Diana Niepce dança para reconstruir o seu eu
Espectáculo "Anda, Diana" estreia hoje em Lisboa
Diana Bastos Niepce nasceu em Ovar em 1985 e cresceu em Oliveira de Azeméis e no Porto. O apelido artístico deve-o ao nome que em tempos deu a um gato.
Em “Anda, Diana”, a bailarina e acrobata retrata a reconstrução do seu eu, depois de uma queda (que a deixou com uma lesão medular), num diálogo entre corpo e mente, entre a lógica e o caos, até construir o corpo que dança. Nesta peça, propõe-se questionar o que é a norma, desafiando preconceitos e ideias que a sociedade tem relativamente à estética dos corpos. Aqui, a deficiência, apesar de presente, não se posiciona no lugar de vítima do sistema. Antes, este corpo fora da norma posiciona-se como revolucionário.
“Interessa-me desmistificar o que é isso de um corpo frágil ou forte”, diz a artista, tetraplégica desde 2014. Nesse dia 20 de março a vida mudou por completo. “Estava no ensaio de um espectáculo da Companhia Armazém 13, que misturava dança contemporânea com novo circo, quando dei uma cambalhota e tentei ficar presa com os pés à corda.” O aparelho estava bastante baixo, a dois metros de altura, e quando os pés lhe escaparam caiu de pescoço no chão. “Se estivesse mais alta podia ter dado a volta, aterrar de outra forma. Mas ouvi um crac e percebi imediatamente o que tinha acontecido”.
Sim, Diana continuou sempre a dançar. Mas teve que aprender novas formas de dança. Com cadeiras de rodas, andarilhos, canadianas. “De repente o meu corpo desligou, mas hoje já consigo comer sozinha, ir da cadeira para o sofá, dar um passo.” Cada pequeno momento é uma vitória. E a dança foi essencial no processo de recuperação. O reaprender da dança, a utilização da sua condição como um instrumento, como meio de comunicação e de arte, torna a sua arte “algo política”.
Diana é uma defensora da diferença, ou até, da igualdade na diferença. “Ninguém é perfeito. E a sociedade está pouco preparada para lidar com as incapacidades de mobilidade. Ainda somos muito excluídos da sociedade”.
E a verdade é que, segundo Diana, há quem precisa de aprender a lidar com as limitações motoras dos outros. “Há uma certa intrusão que as pessoas têm de aprender a controlar. Chegam a forçar-me a receber ajuda, fazem-me perguntas sem me conhecerem. É uma intrusão na minha vida. Parece que as pessoas precisam de ouvir o outro como um igual” explica.
Receber, em troca, o papel de herói, de superação e inspiração dos outros também consegue ser “um discurso gasto,” conta. “Não somos diferentes dos outros porque continuamos a viver o resto da nossa vida. Nós adaptamo-nos, independentemente daquilo que a vida nos atira.”

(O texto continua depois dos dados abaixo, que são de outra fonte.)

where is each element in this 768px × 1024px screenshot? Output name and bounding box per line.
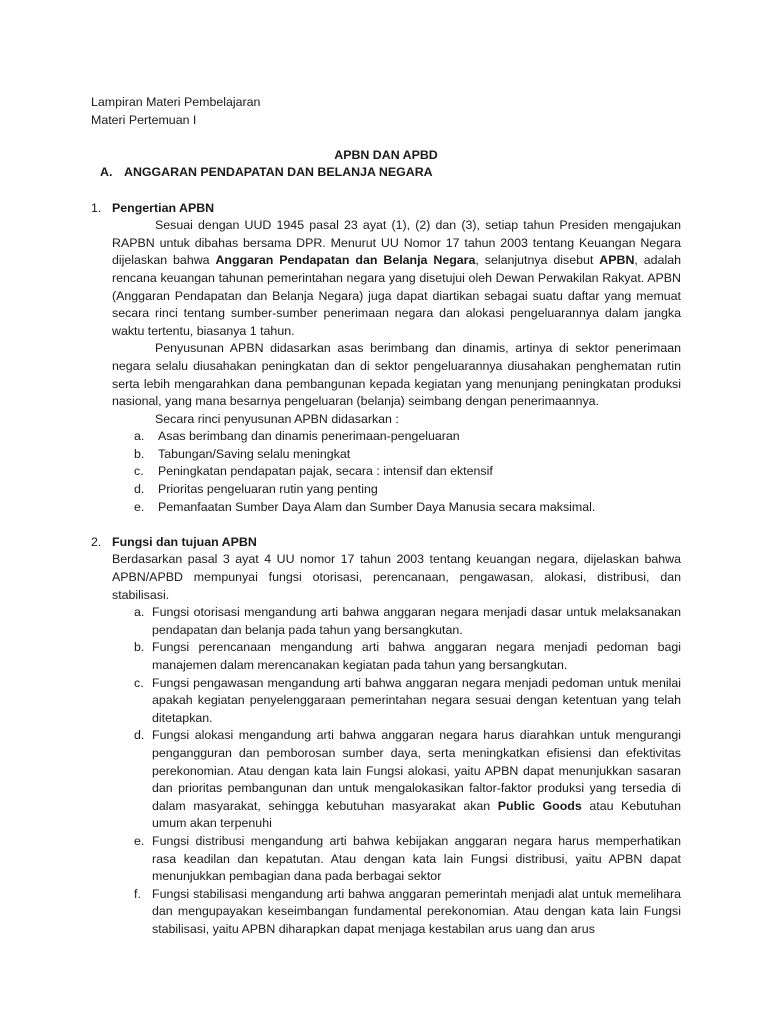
list-item: d. Prioritas pengeluaran rutin yang penting — [134, 482, 378, 497]
list-item: c. Peningkatan pendapatan pajak, secara : intensif dan ektensif — [134, 464, 493, 479]
list-item: e. Pemanfaatan Sumber Daya Alam dan Sumber Daya Manusia secara maksimal. — [134, 499, 596, 514]
section-2-intro: Berdasarkan pasal 3 ayat 4 UU nomor 17 tahun 2003 tentang keuangan negara, dijelaskan bahwa APBN/APBD mempunyai fungsi otorisasi, perencanaan, pengawasan, alokasi, distribusi, dan stabilisasi. — [112, 552, 681, 602]
section-a-title: ANGGARAN PENDAPATAN DAN BELANJA NEGARA — [124, 165, 433, 180]
section-1-paragraph-1: Sesuai dengan UUD 1945 pasal 23 ayat (1), (2) dan (3), setiap tahun Presiden mengajukan RAPBN untuk dibahas bersama DPR. Menurut UU Nomor 17 tahun 2003 tentang Keuangan Negara dijelaskan bahwa Anggaran Pendapatan dan Belanja Negara, selanjutnya disebut APBN, adalah rencana keuangan tahunan pemerintahan negara yang disetujui oleh Dewan Perwakilan Rakyat. APBN (Anggaran Pendapatan dan Belanja Negara) juga dapat diartikan sebagai suatu daftar yang memuat secara rinci tentang sumber-sumber penerimaan negara dan alokasi pengeluarannya dalam jangka waktu tertentu, biasanya 1 tahun. — [112, 218, 681, 338]
section-1-heading — [91, 200, 681, 218]
function-item-e: e. Fungsi distribusi mengandung arti bahwa kebijakan anggaran negara harus memperhatikan rasa keadilan dan kepatutan. Atau dengan kata lain Fungsi distribusi, yaitu APBN dapat menunjukkan pembagian dana pada berbagai sektor — [134, 833, 681, 884]
section-2-title: Fungsi dan tujuan APBN — [112, 534, 257, 549]
section-1-paragraph-3: Secara rinci penyusunan APBN didasarkan : — [155, 411, 399, 426]
function-item-a: a. Fungsi otorisasi mengandung arti bahwa anggaran negara menjadi dasar untuk melaksanakan pendapatan dan belanja pada tahun yang bersangkutan. — [134, 605, 681, 637]
function-item-d: d. Fungsi alokasi mengandung arti bahwa anggaran negara harus diarahkan untuk mengurangi pengangguran dan pemborosan sumber daya, serta meningkatkan efisiensi dan efektivitas perekonomian. Atau dengan kata lain Fungsi alokasi, yaitu APBN dapat menunjukkan sasaran dan prioritas pembangunan dan untuk mengalokasikan faltor-faktor produksi yang tersedia di dalam masyarakat, sehingga kebutuhan masyarakat akan Public Goods atau Kebutuhan umum akan terpenuhi — [134, 728, 681, 831]
section-a-marker: A. — [100, 165, 113, 180]
section-2-number: 2. — [91, 534, 102, 549]
function-item-b: b. Fungsi perencanaan mengandung arti bahwa anggaran negara menjadi pedoman bagi manajemen dalam merencanakan kegiatan pada tahun yang bersangkutan. — [134, 640, 681, 672]
document-title: APBN DAN APBD — [334, 147, 438, 162]
section-1-list — [91, 428, 681, 516]
section-a-heading — [100, 164, 681, 182]
list-item: b. Tabungan/Saving selalu meningkat — [134, 446, 351, 461]
section-1-number: 1. — [91, 200, 102, 215]
document-body — [91, 94, 681, 939]
function-item-f: f. Fungsi stabilisasi mengandung arti bahwa anggaran pemerintah menjadi alat untuk memelihara dan mengupayakan keseimbangan fundamental perekonomian. Atau dengan kata lain Fungsi stabilisasi, yaitu APBN diharapkan dapat menjaga kestabilan arus uang dan arus — [134, 886, 681, 936]
section-2-function-list — [91, 604, 681, 938]
list-item: a. Asas berimbang dan dinamis penerimaan-pengeluaran — [134, 429, 460, 444]
section-1-title: Pengertian APBN — [112, 200, 215, 215]
header-line-2: Materi Pertemuan I — [91, 112, 197, 127]
header-line-1: Lampiran Materi Pembelajaran — [91, 95, 261, 109]
function-item-c: c. Fungsi pengawasan mengandung arti bahwa anggaran negara menjadi pedoman untuk menilai apakah kegiatan penyelenggaraan pemerintahan negara sesuai dengan ketentuan yang telah ditetapkan. — [134, 675, 681, 725]
section-1-paragraph-2: Penyusunan APBN didasarkan asas berimbang dan dinamis, artinya di sektor penerimaan negara selalu diusahakan peningkatan dan di sektor pengeluarannya diusahakan penghematan rutin serta lebih mengarahkan dana pembangunan kepada kegiatan yang menunjang peningkatan produksi nasional, yang mana besarnya pengeluaran (belanja) seimbang dengan penerimaannya. — [112, 341, 681, 409]
section-2-heading — [91, 534, 681, 552]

“Sim, podemos ser uma fonte de inspiração, mas seria bom que essa inspiração desse frutos práticos,” como a criação de empregos, e de apoios a pessoas que enfrentam a mesma situação de Diana.
“Quero falar do que escondemos. Não existi quase toda a minha vida por culpa da crença de ter de existir num corpo que não era o meu. Vou parar de pedir desculpa ao policiamento da norma, que destrói tudo que difere dela própria. Não sou incompleta. Quero parar esta violação da minha intimidade e ninguém me dirá como ser. Deixei de procurar o meu corpo no corpo do outro e encontrei-me com o outro. No trato secreto que faz do meu corpo um contador de histórias, encontrei o sentido do seu estado íntimo e real”.
Para ver a partir desta terça-feira no Teatro do Bairro Alto, em Lisboa.